Beş ayrı vadide yaşayan ve ortak etnik kökene, tarihe, kültüre ve dile sahip bu dağ kabileleri için Çarlık Rusyası döneminde Beş Dağ Zümresi / Topluluğu anlamına gelen Пять Горских Обществ (Pyat Gorskih Obşçestv) adı kullanılırdı.1 Sovyet hâkimiyeti döneminde bu dağlıları Kabardeyler ile aynı özerk cumhuriyet içine almayı planlayan Ruslar, onları tek bir etnik isim altında toplayarak Balkar adını verdiler.
Karaçay etnoniminin kaynağı ise, Karaçay halkının XV. Yüzyılda yaşadığına inandığı Ḳarça isimli ilk beylerinin adına dayanmaktadır ve Karça’nın halkı ~ Karça’nın yurdu anlamlarını taşımaktadır.
Karaçay-Malkarlılar günümüzde Rusya Federasyonu’na bağlı iki Kafkas cumhuriyetinin sınırları içinde yaşamaktadırlar. Karaçaylılar, Adige (Besleney-Kabardey), Abaza, Nogay ve Ruslarla birlikte Karaçay-Çerkes Cumhuriyetinin halklarından birini oluştururlarken, Malkarlılar da Kabardin-Balkar Cumhuriyetinde Kabardeyler ve Ruslarla birlikte yaşamaktadırlar ve cumhuriyetin asıl halklarından birini meydana getirirler. Günümüzde Karaçaylıların nüfusları yaklaşık 200 bin, Malkarlıların nüfusu ise 120 bin civarındadır.
Karaçay-Malkarlılar bölgeye özgü tarihî, etnik ve sosyal süreçlerin neticesinde Kafkasya’da ortaya çıkmış ve etnogenezleri Kafkasya’ya sıkı sıkıya bağlı bir Türk dilli halk olarak bilim dünyasında yerlerini almışlardır. Onların tarihî geçmişleri aynı zamanda Kafkasya’nın çok dilli ve çok kültürlü renkli yapısının oluşum sürecinin de bir aynasıdır.

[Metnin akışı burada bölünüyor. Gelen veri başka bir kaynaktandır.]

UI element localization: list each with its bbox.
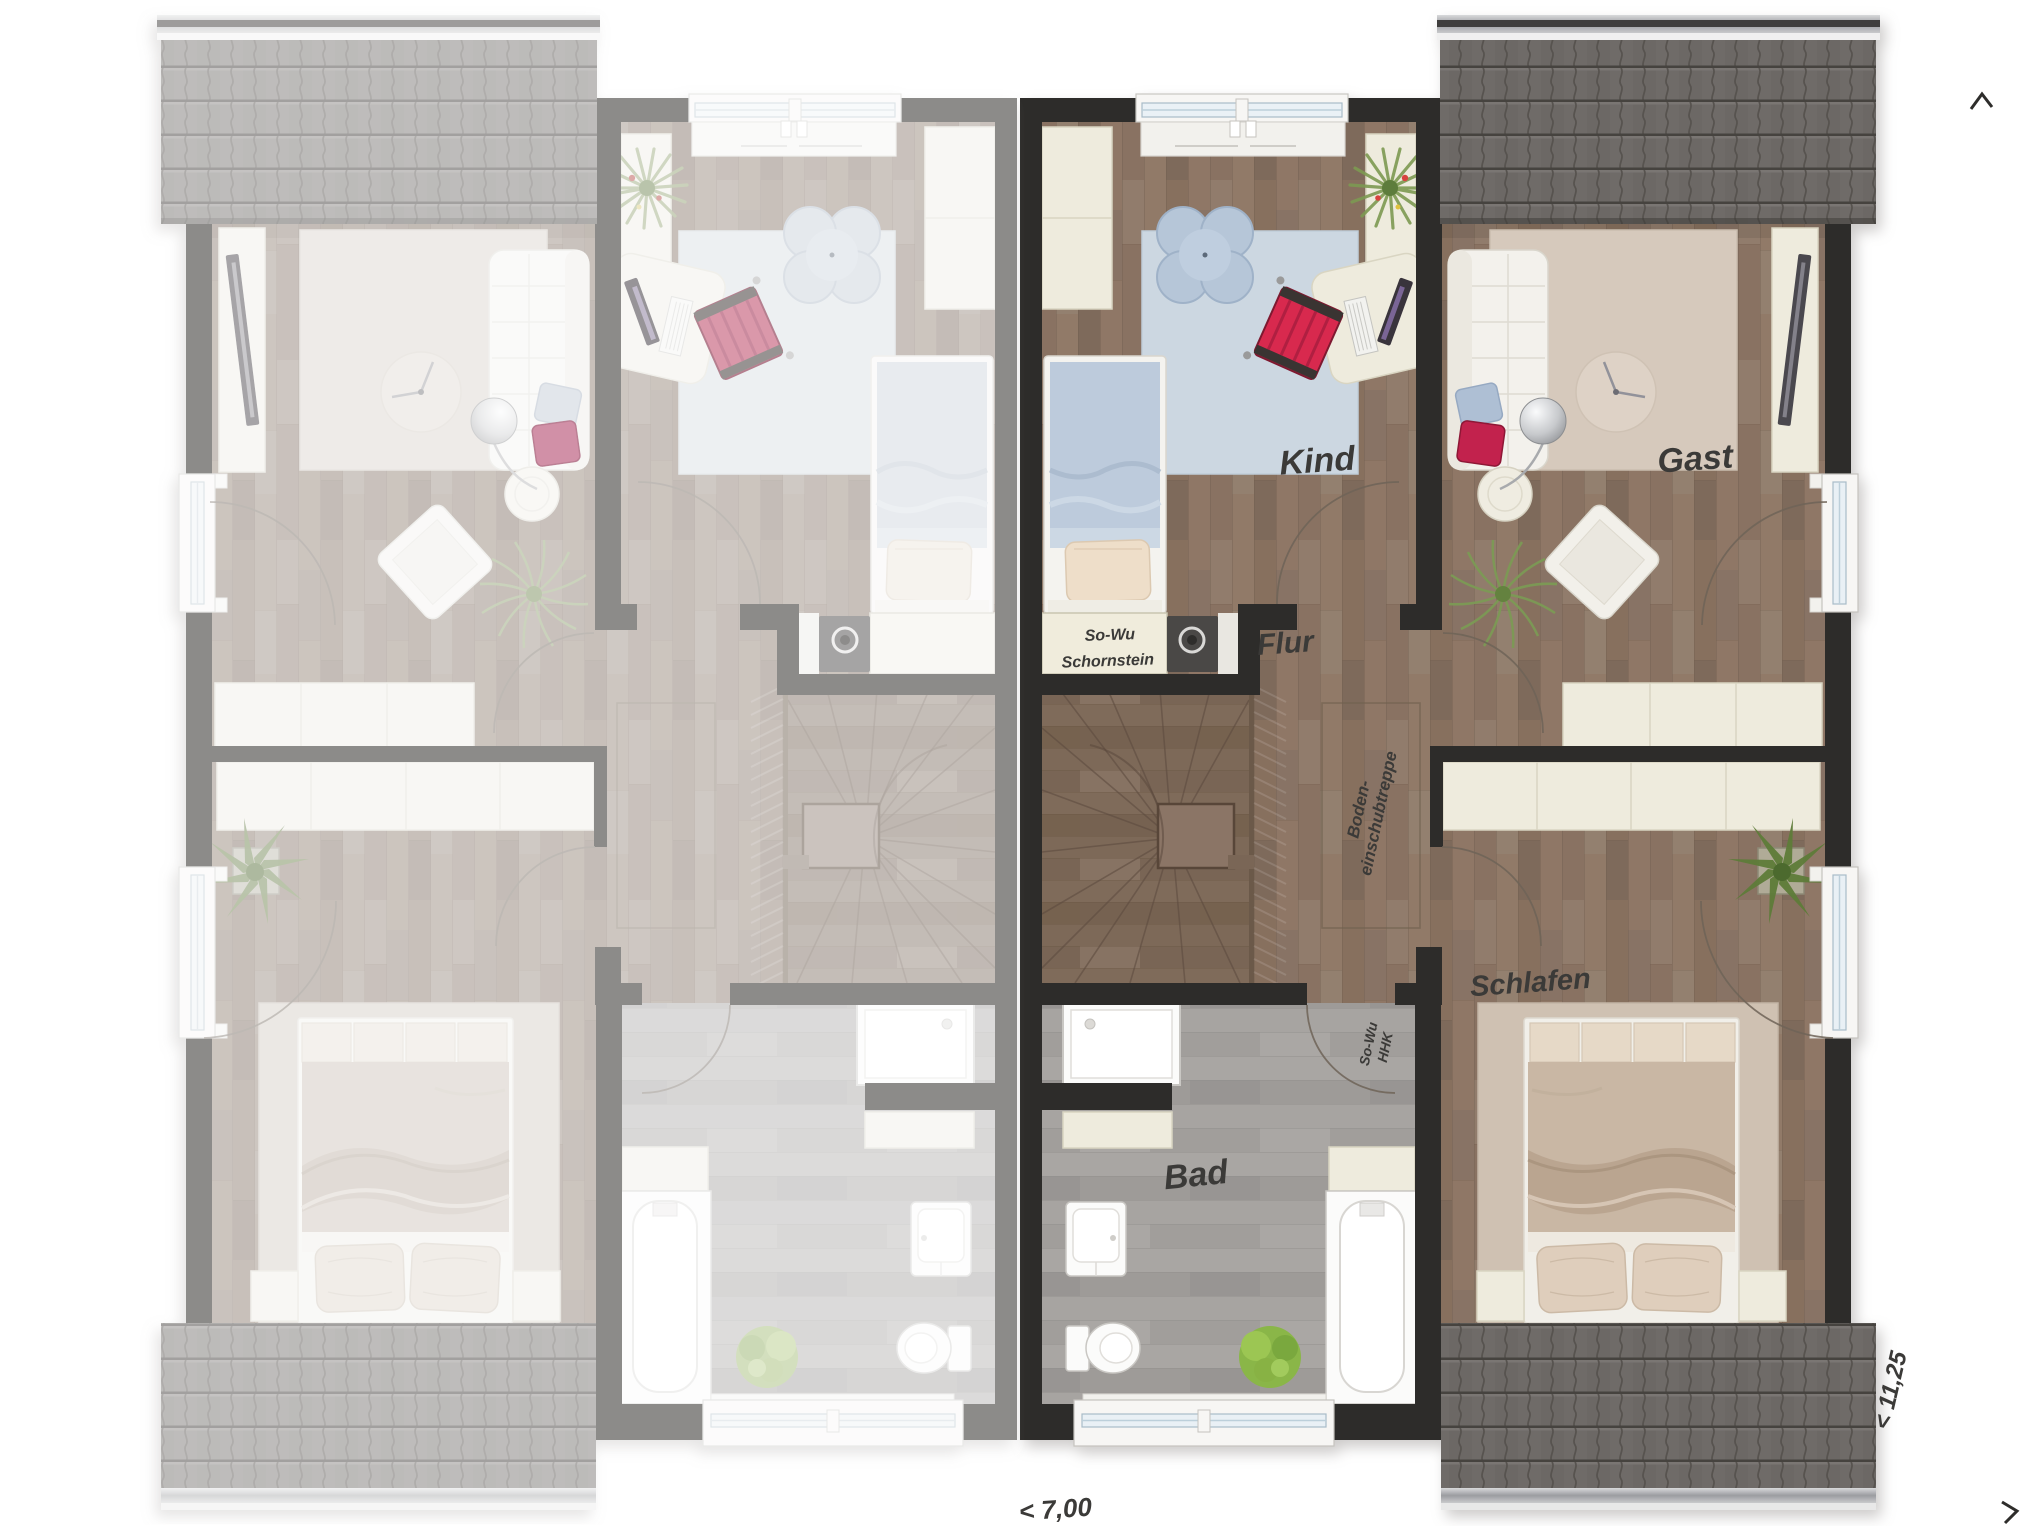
- svg-text:Gast: Gast: [1656, 437, 1736, 480]
- svg-text:Bad: Bad: [1162, 1153, 1231, 1198]
- svg-text:Schornstein: Schornstein: [1061, 651, 1154, 671]
- svg-text:< 7,00: < 7,00: [1018, 1491, 1093, 1526]
- svg-text:Flur: Flur: [1256, 625, 1317, 662]
- svg-text:So-Wu: So-Wu: [1084, 626, 1135, 645]
- svg-text:Kind: Kind: [1278, 439, 1357, 482]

KARAÇAY-MALKAR KÜLTÜRÜNDE ATASÖZLERİ
Atasözleri, bir kavramı, bir düşünceyi, bir olay ya da olguyu az sözle anlatmak ve daha etkili, daha inandırıcı kılmak için başvurulan anlatım yollarından biridir (Özdemir 1981:5)
Atasözleri uzun gözlemlere ve denemelere dayanan yargılarını öğüt, adet, gelenek, inanç niteliği içinde belirten, kalıplaşmış, özgün biçimleri bulunan özdeyişlerdir (Özdemir 1981:5)
Atasözlerinin en belirgin özelliği kısa ve özlü olmaları, az sözle çok şey anlatmalarıdır. Her atasözü bir genel kural, bir düstur niteliğindedir (Aksoy 1981:21)
Karaçay-Malkar folklorunun en zengin bölümlerinden biri atasözleridir. Karaçay-Malkar atasözlerinde onların Kafkas dağlarındaki zor hayat şartlarının izlerini, geçmiş dönemlerdeki sosyal, ekonomik, kültürel yapıları ile ilgili ipuçlarını görmek mümkündür.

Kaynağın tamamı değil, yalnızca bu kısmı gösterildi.